Pull Request Process¶
- Fork the repository
- Create a feature branch:
git checkout -b feat/amazing-feature - Make your changes following the guidelines above
-
Run tests and linting:
-
Commit with conventional commit format
- Push and create a pull request
PR Checklist¶
- Tests pass (
task test) - Linting passes (
task lint) - New public APIs have documentation and examples
- Breaking changes include migration notes
- Coverage thresholds are maintained
CI Workflows¶
Pull requests trigger path-filtered CI workflows:
ci-rust-- Rust core tests and lintingci-python-- Python binding testsci-node-- Node.js binding testsci-wasm-- WebAssembly binding testsci-ruby-- Ruby binding testsci-php-- PHP binding testsci-go-- Go binding testsci-java-- Java binding testsci-elixir-- Elixir binding testsci-validate-- Cross-cutting validation checks
All relevant workflows must pass before merging.
Project Structure¶
html-to-markdown/
├── crates/ # Rust crates
│ ├── html-to-markdown/ # Core conversion library
│ ├── html-to-markdown-cli/ # CLI binary
│ ├── html-to-markdown-ffi/ # C FFI shared library
│ ├── html-to-markdown-node/ # NAPI-RS bindings (Node.js)

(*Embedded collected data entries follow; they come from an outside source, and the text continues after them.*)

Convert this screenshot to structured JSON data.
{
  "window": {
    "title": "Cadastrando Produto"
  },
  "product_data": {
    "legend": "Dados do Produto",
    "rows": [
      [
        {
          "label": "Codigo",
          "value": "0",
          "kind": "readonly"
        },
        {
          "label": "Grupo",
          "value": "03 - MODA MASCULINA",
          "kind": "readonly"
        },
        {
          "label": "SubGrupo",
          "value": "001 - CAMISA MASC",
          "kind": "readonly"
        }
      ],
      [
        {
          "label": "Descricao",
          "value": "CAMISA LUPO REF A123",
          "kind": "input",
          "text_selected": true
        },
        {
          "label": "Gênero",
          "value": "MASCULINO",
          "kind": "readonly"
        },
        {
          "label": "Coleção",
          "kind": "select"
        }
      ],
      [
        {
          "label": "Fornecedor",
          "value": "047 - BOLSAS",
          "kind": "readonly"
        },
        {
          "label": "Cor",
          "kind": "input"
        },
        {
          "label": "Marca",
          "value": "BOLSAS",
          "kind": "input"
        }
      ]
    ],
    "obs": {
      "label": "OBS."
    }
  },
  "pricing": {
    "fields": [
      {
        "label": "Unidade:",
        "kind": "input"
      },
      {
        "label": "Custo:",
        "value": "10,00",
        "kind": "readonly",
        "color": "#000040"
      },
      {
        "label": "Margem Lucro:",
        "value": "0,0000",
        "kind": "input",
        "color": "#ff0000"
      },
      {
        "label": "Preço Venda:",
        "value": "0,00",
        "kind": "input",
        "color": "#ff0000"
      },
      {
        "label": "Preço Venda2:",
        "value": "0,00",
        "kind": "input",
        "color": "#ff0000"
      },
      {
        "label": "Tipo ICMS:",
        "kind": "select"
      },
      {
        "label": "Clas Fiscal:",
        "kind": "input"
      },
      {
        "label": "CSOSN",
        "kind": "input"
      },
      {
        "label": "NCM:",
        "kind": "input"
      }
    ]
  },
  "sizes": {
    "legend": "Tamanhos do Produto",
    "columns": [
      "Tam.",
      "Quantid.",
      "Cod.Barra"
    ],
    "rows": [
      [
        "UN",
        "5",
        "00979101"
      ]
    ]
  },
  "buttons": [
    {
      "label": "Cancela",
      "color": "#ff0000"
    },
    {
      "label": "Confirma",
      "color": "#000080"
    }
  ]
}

│ ├── html-to-markdown-wasm/ # wasm-bindgen (browsers)
│ ├── html-to-markdown-py/ # PyO3 bindings (Python)
│ └── html-to-markdown-php/ # ext-php-rs (PHP)

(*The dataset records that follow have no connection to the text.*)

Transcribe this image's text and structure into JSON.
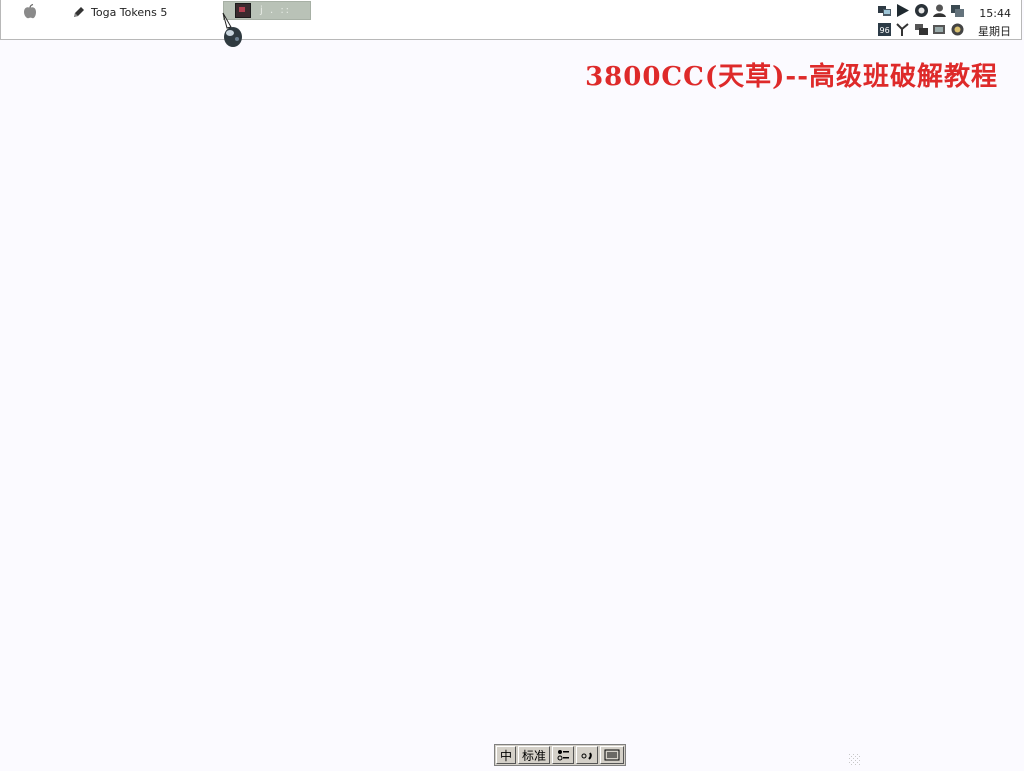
{
  "taskbar": {
    "apple_menu_icon": "apple-logo-icon",
    "task_items": [
      {
        "label": "Toga Tokens 5",
        "icon": "pencil-icon"
      }
    ],
    "active_task": {
      "label": "j . ::",
      "icon": "window-thumbnail-icon"
    }
  },
  "tray": {
    "icons_row1": [
      "network-icon",
      "play-icon",
      "gear-circle-icon",
      "globe-person-icon",
      "monitor-icon"
    ],
    "icons_row2": [
      "qq-icon",
      "tools-icon",
      "chat-icon",
      "speaker-icon",
      "security-icon"
    ]
  },
  "clock": {
    "time": "15:44",
    "day": "星期日"
  },
  "watermark": {
    "text": "3800CC(天草)--高级班破解教程",
    "color": "#de2a2a"
  },
  "ime": {
    "mode": "中",
    "layout": "标准",
    "buttons": [
      "punctuation-icon",
      "fullwidth-icon",
      "soft-keyboard-icon"
    ]
  }
}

├── packages/ # Language-specific packages
│ ├── python/ # PyPI package
│ ├── typescript/ # npm TypeScript package
│ ├── ruby/ # RubyGems gem
│ ├── php/ # Composer package
│ ├── go/ # Go module
│ ├── java/ # Maven package
│ ├── csharp/ # NuGet package
│ ├── elixir/ # Hex package
│ └── r/ # R package
├── docs/ # Documentation (MkDocs)
├── examples/ # Runnable examples
├── scripts/ # Build and utility scripts
└── tools/ # Development tools (benchmark harness)
Getting Help¶
- Issues: GitHub Issues
- Discussions: GitHub Discussions
- Discord: Kreuzberg Community
License¶
By contributing, you agree that your contributions will be licensed under the MIT License.